The cost of this pandemic is, of course, felt most particularly by those who have lost their jobs. When the number of people in receipt of the pandemic unemployment payment is added to the standard unemployment rate, the unemployment rate is projected to average around 16.25% this year, before declining to 8.25% next year. This level of employment is projected to increase by around 80,000 this year and 225,000 next year, although the level of employment will still remain below its pre-crisis peak until 2023.

Over the medium term, an important but still open question relates to the extent of any permanent destruction of the economy’s productive capacity from the pandemic, the so-called scarring effects. At this base point, evidence is extremely limited. The scale of such harm will become clear over time as more data becomes available. Of course, a key area of focus of our existing policies is to try to minimise that scarring. A preliminary estimate is that my Department is projecting domestic demand to grow at around 3.5% over the medium term. This means that, notwithstanding a reversion to trend growth over the medium term, domestic activity would still be lower by the end of the projection period than the level suggested by the pre-pandemic trend, with employment still lagging. I reiterate that the outlook remains very uncertain - for example, if more stringent health measures are needed for a longer period, the Irish economy could be 4.5% smaller by the end of next year than it would under the main scenario.

On the fiscal front and on a technical basis, a deficit of €18 billion is estimated for the year. This is based on existing Government policies.
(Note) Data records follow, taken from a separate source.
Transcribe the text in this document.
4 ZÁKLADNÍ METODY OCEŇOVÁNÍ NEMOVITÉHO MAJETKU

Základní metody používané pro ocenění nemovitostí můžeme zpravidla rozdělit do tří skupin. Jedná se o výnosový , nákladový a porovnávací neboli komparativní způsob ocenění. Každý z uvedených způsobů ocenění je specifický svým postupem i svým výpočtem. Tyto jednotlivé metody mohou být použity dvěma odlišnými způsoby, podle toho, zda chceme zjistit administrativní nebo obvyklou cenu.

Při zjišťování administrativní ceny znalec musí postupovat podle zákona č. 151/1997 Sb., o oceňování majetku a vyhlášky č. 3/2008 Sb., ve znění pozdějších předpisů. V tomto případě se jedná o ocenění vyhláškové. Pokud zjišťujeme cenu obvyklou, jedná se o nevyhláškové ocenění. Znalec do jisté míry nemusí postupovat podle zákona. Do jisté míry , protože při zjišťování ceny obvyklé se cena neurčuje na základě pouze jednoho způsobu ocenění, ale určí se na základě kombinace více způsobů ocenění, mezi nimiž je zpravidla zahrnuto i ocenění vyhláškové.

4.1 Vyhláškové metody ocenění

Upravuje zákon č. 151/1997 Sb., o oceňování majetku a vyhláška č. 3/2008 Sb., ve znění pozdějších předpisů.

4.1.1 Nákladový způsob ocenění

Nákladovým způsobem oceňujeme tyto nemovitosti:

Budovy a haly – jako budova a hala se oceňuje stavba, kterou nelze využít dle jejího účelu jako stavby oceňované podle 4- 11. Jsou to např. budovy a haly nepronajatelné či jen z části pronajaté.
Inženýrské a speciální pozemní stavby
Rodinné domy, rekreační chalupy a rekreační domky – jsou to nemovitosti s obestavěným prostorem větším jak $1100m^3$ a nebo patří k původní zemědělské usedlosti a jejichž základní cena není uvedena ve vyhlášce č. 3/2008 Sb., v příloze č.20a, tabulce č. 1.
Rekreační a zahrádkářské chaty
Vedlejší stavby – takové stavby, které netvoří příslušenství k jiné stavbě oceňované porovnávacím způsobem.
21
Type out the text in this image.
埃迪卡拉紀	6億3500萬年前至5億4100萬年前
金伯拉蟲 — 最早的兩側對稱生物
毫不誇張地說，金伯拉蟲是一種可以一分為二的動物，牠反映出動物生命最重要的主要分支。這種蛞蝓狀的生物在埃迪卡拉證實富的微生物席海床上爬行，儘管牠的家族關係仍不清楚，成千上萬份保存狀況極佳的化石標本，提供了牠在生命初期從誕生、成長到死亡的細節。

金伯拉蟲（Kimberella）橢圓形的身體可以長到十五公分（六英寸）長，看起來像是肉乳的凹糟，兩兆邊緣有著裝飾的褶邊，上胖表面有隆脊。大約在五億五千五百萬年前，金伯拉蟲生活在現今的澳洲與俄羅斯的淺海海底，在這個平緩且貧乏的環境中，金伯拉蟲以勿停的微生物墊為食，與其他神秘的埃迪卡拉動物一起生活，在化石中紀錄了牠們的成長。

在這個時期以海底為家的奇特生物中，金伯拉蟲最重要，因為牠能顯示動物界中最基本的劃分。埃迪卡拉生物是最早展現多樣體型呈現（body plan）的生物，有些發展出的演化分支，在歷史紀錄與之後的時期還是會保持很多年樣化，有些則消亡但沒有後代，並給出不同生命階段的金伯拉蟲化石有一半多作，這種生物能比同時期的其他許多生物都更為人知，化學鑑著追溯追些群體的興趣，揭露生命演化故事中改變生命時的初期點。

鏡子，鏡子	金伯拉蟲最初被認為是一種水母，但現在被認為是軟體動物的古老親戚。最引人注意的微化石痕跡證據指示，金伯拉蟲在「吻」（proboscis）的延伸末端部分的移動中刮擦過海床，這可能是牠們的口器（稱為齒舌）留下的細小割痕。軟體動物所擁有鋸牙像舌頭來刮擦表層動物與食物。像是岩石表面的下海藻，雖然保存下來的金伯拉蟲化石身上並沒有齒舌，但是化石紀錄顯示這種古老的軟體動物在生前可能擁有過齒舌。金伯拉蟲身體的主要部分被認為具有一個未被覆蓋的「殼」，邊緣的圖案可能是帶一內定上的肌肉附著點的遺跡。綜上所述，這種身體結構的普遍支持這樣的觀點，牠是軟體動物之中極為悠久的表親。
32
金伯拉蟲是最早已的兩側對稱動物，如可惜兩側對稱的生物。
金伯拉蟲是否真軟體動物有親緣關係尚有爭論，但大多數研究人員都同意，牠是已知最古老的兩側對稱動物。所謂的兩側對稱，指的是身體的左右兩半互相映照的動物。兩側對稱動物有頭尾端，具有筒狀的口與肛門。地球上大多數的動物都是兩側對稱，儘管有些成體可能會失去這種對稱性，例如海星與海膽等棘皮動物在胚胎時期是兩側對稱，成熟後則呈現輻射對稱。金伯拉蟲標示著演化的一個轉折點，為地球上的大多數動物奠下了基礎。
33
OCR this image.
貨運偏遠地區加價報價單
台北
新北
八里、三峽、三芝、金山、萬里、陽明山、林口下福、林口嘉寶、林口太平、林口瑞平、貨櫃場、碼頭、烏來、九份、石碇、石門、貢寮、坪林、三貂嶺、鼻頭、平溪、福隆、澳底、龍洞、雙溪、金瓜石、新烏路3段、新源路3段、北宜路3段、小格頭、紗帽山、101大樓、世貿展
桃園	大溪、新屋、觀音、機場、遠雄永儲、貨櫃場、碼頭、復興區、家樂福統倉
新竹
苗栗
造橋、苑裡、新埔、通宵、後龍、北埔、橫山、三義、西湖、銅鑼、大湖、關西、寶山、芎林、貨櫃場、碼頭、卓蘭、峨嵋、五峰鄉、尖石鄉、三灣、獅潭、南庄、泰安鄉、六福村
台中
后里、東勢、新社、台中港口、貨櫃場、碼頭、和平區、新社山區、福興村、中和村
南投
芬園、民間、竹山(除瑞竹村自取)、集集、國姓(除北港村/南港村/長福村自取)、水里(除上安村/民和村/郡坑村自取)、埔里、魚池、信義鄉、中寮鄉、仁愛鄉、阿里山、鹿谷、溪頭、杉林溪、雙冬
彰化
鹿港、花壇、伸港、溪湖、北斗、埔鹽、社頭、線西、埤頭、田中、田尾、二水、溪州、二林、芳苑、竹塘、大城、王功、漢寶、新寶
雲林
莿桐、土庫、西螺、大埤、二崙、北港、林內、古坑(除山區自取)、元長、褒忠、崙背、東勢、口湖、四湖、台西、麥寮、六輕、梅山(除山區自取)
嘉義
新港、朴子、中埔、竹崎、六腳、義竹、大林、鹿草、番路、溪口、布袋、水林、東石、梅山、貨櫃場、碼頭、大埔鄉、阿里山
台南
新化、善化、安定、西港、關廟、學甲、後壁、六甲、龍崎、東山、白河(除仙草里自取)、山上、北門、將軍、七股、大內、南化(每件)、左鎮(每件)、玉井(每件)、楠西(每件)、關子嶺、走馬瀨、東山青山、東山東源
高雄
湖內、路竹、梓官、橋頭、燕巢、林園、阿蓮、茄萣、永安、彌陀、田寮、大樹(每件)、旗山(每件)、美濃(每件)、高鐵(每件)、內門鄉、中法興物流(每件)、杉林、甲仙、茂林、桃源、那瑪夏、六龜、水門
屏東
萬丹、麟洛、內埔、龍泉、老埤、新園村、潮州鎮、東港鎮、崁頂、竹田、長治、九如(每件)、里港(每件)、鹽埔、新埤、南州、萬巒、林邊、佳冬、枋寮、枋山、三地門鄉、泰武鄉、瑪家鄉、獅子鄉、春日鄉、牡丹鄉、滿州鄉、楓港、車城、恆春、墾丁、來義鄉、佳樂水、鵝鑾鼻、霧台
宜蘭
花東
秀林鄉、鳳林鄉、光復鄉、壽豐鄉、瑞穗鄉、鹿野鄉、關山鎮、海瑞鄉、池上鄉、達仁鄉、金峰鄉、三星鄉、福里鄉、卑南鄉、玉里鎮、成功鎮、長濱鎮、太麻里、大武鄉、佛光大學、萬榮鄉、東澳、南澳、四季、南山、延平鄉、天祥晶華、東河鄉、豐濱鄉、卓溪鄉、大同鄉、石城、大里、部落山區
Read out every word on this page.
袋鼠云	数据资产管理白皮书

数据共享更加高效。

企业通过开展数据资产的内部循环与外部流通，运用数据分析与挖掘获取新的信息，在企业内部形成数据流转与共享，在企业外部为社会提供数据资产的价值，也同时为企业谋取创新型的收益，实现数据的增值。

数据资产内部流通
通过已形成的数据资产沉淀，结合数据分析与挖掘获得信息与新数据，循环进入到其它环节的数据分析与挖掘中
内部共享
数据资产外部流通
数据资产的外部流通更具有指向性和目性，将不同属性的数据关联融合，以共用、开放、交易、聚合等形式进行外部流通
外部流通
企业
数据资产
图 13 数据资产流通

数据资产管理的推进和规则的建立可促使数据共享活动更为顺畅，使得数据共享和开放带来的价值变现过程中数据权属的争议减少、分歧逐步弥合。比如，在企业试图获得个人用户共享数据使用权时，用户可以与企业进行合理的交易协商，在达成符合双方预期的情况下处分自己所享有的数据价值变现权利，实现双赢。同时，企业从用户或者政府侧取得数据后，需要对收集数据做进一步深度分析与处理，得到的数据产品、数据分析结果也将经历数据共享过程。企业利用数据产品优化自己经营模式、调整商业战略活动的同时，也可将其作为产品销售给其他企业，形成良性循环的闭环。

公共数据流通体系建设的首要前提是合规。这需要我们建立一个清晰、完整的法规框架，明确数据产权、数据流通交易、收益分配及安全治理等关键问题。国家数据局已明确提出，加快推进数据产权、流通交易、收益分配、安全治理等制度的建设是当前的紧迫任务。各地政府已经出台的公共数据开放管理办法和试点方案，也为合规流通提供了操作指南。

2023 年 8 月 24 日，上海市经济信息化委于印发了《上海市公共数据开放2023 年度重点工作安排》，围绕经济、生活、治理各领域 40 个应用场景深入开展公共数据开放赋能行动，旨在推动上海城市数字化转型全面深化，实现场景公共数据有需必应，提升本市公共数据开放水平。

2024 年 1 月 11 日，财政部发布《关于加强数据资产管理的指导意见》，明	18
I repeat, as I said previously, there will be no cliff-edge to our most important supports but any extension to these supports will, of course, worsen our deficit. This year’s deficit will bring our overall debt levels to just under €240 billion, or 112% of national income, measured in a way that strips out some of the bigger influences of larger companies on our national income. To put this another way, our public debt is approaching €250 billion. Once the worst of the pandemic has passed, it will be necessary to address this by eliminating our deficit over time in a way that balances supporting the economy with continued sustainable national finances.

A deficit of just under 3% is projected for next year. This assumes that beyond 2022 all Covid-specific supports are assumed to be unwound. With a recovering economy, withdrawal of these supports should be sufficient to better align what we take in and what we spend. In other words, economic growth via increased tax revenues will be enough to close the gap between what that State earns and what it spends. There are, however, clear downside risks for our public finances. In particular, international corporate tax reform could weigh more heavily on this revenue stream than is currently assumed. Having said that, our public finances are in a better position to absorb the expected shock to revenue than, for example, a decade and a half ago. Our tax base is much wider than prior to the global financial crisis and, importantly, there is time to build up the resilience of the public finances before international reforms move to the implementation phase.

Overall, the pandemic has taken a severe toll on our health, our economic health and lives and livelihoods. However, the continuing progress of the vaccination programme and the collective effort of our country provides reason for optimism. We entered into this crisis from a position of strength and our economic model has proven its resilience. Together, we will overcome the pandemic, rebuild our economy and return our people to work.